Turns out, state and federal prisoners make a LOT of everyday products — literally tens of thousands of them. While Great Meadow specializes in janitorial, personal care and vehicle maintenance chemicals, other New York prisons make furniture, license plates, textiles, highway signs, eyeglasses, mattresses and much more. The inmates earn on average about $0.65 an hour for their labor, and their products are sold to other prisons, public schools, state, local and municipal government agencies, and certain nonprofits.
In New York, Corcraft is the brand name for these products, and the Division of Correctional Industries generates about $50 million a year from their sales. But each state has its own. In my home state of Pennsylvania, for example, Big House Products (if you think the name is bad, check out the logo) are made in 19 of the 26 prisons across the state.
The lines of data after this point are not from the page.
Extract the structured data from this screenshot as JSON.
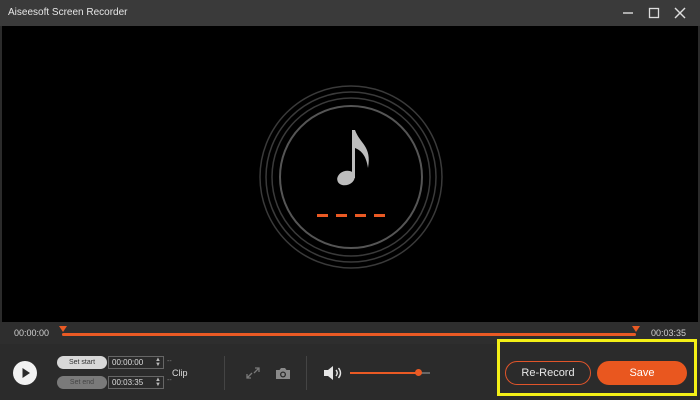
{
  "window": {
    "title": "Aiseesoft Screen Recorder",
    "controls": [
      "minimize-icon",
      "maximize-icon",
      "close-icon"
    ]
  },
  "timeline": {
    "start_time": "00:00:00",
    "end_time": "00:03:35",
    "progress_fraction": 1.0
  },
  "clip": {
    "set_start_label": "Set start",
    "set_end_label": "Set end",
    "start_value": "00:00:00",
    "end_value": "00:03:35",
    "separator": "--",
    "clip_label": "Clip"
  },
  "tools": {
    "icons": [
      "expand-icon",
      "camera-icon",
      "volume-icon"
    ]
  },
  "volume": {
    "level_fraction": 0.85
  },
  "actions": {
    "rerecord_label": "Re-Record",
    "save_label": "Save"
  },
  "colors": {
    "accent": "#e9571f",
    "highlight": "#f3ef17",
    "background": "#2b2b2b",
    "preview": "#000000"
  }
}
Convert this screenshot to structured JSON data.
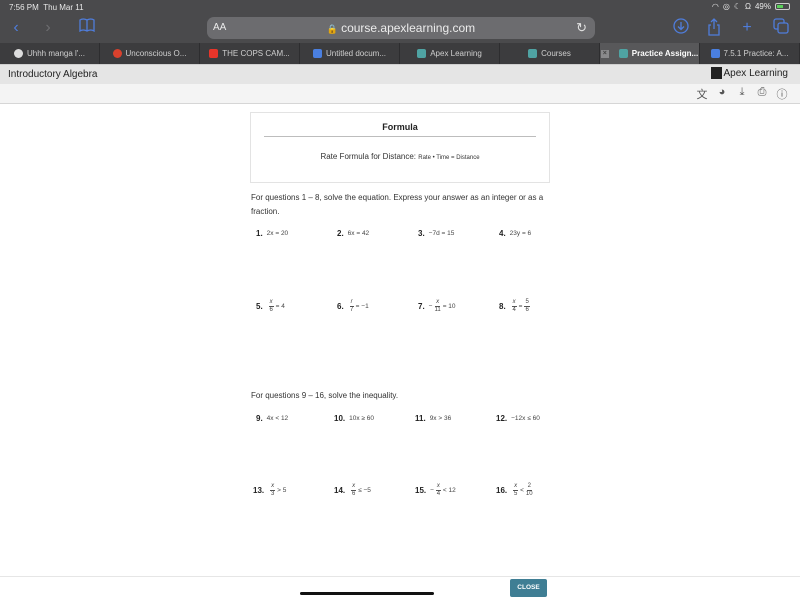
{
  "status_bar": {
    "time": "7:56 PM",
    "date": "Thu Mar 11",
    "battery": "49%",
    "battery_level": 0.49
  },
  "browser": {
    "text_size_label": "AA",
    "url": "course.apexlearning.com",
    "tabs": [
      {
        "label": "Uhhh manga l'...",
        "icon": "reddit-icon",
        "active": false
      },
      {
        "label": "Unconscious O...",
        "icon": "skull-icon",
        "active": false
      },
      {
        "label": "THE COPS CAM...",
        "icon": "youtube-icon",
        "active": false
      },
      {
        "label": "Untitled docum...",
        "icon": "docs-icon",
        "active": false
      },
      {
        "label": "Apex Learning",
        "icon": "apex-icon",
        "active": false
      },
      {
        "label": "Courses",
        "icon": "apex-icon",
        "active": false
      },
      {
        "label": "Practice Assign...",
        "icon": "apex-icon",
        "active": true
      },
      {
        "label": "7.5.1 Practice: A...",
        "icon": "docs-icon",
        "active": false
      }
    ],
    "colors": {
      "accent": "#4f7ddb",
      "chrome": "#4a4a4c"
    }
  },
  "header": {
    "course_title": "Introductory Algebra",
    "brand": "Apex Learning"
  },
  "tools": [
    "translate-icon",
    "read-aloud-icon",
    "download-icon",
    "print-icon",
    "help-icon"
  ],
  "formula": {
    "title": "Formula",
    "label": "Rate Formula for Distance:",
    "equation": "Rate • Time = Distance"
  },
  "section1": {
    "instructions": "For questions 1 – 8, solve the equation. Express your answer as an integer or as a fraction.",
    "questions": [
      {
        "num": "1.",
        "expr": "2x = 20"
      },
      {
        "num": "2.",
        "expr": "6x = 42"
      },
      {
        "num": "3.",
        "expr": "−7d = 15"
      },
      {
        "num": "4.",
        "expr": "23y = 6"
      },
      {
        "num": "5.",
        "pre": "",
        "frac_num": "x",
        "frac_den": "6",
        "post": "= 4"
      },
      {
        "num": "6.",
        "pre": "",
        "frac_num": "r",
        "frac_den": "7",
        "post": "= −1"
      },
      {
        "num": "7.",
        "pre": "−",
        "frac_num": "x",
        "frac_den": "11",
        "post": "= 10"
      },
      {
        "num": "8.",
        "pre": "",
        "frac_num": "x",
        "frac_den": "4",
        "post": "=",
        "frac2_num": "5",
        "frac2_den": "6"
      }
    ]
  },
  "section2": {
    "instructions": "For questions 9 – 16, solve the inequality.",
    "questions": [
      {
        "num": "9.",
        "expr": "4x < 12"
      },
      {
        "num": "10.",
        "expr": "10x ≥ 60"
      },
      {
        "num": "11.",
        "expr": "9x > 36"
      },
      {
        "num": "12.",
        "expr": "−12x ≤ 60"
      },
      {
        "num": "13.",
        "pre": "",
        "frac_num": "x",
        "frac_den": "3",
        "post": "> 5"
      },
      {
        "num": "14.",
        "pre": "",
        "frac_num": "x",
        "frac_den": "6",
        "post": "≤ −5"
      },
      {
        "num": "15.",
        "pre": "−",
        "frac_num": "x",
        "frac_den": "4",
        "post": "< 12"
      },
      {
        "num": "16.",
        "pre": "",
        "frac_num": "x",
        "frac_den": "5",
        "post": "<",
        "frac2_num": "2",
        "frac2_den": "10"
      }
    ]
  },
  "footer": {
    "close_label": "CLOSE",
    "close_color": "#3f7e94"
  }
}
They employ about 200 “citizen” employees and over 1,500 inmates to manufacture over 3,000 products (including church pews). Federal prisoners, meanwhile, might work for UNICOR, whose tagline is: “We’re life changing.”
Prison factories often bill themselves as a service that provides incarcerated men and women with valuable job-training skills. “Learning to wake up on time, get to work on time, get to work every day … work with others, learning how to take instruction and criticism,” is how it’s explained on Lockup Lowdown, the podcast of the PA Department of Corrections.
But others — including inmates and their advocates — call it forced labor, “prison slavery” and an “institutional descendant of slavery.” A recent NY state assembly bill points out that the inmates “cannot form unions, do not have a right to workers’ compensation if they are injured on the job, and are required to participate in programs as assigned which, if they refuse, could lead them to face disciplinary measures such as solitary confinement and loss of good-time credits.”
A big challenge facing many formerly incarcerated people is a lack of cash or savings to cover basic living needs after their release. And with prison wages as low as 16 cents an hour in New York, it can be a challenge simply to afford commissary items like extra soap or shampoo (which are, incidentally, sometimes made by other prisoners) let alone save enough for a post-release cushion.
This legislative session, New York State Senator Zellnor Myrie re-introduced a prison minimum wage act similar to the assembly bill. It aims to raise the minimum wage to $3 an hour for inmates. Though Cuomo says he supports a wage bump, the bill is currently stalled in committee.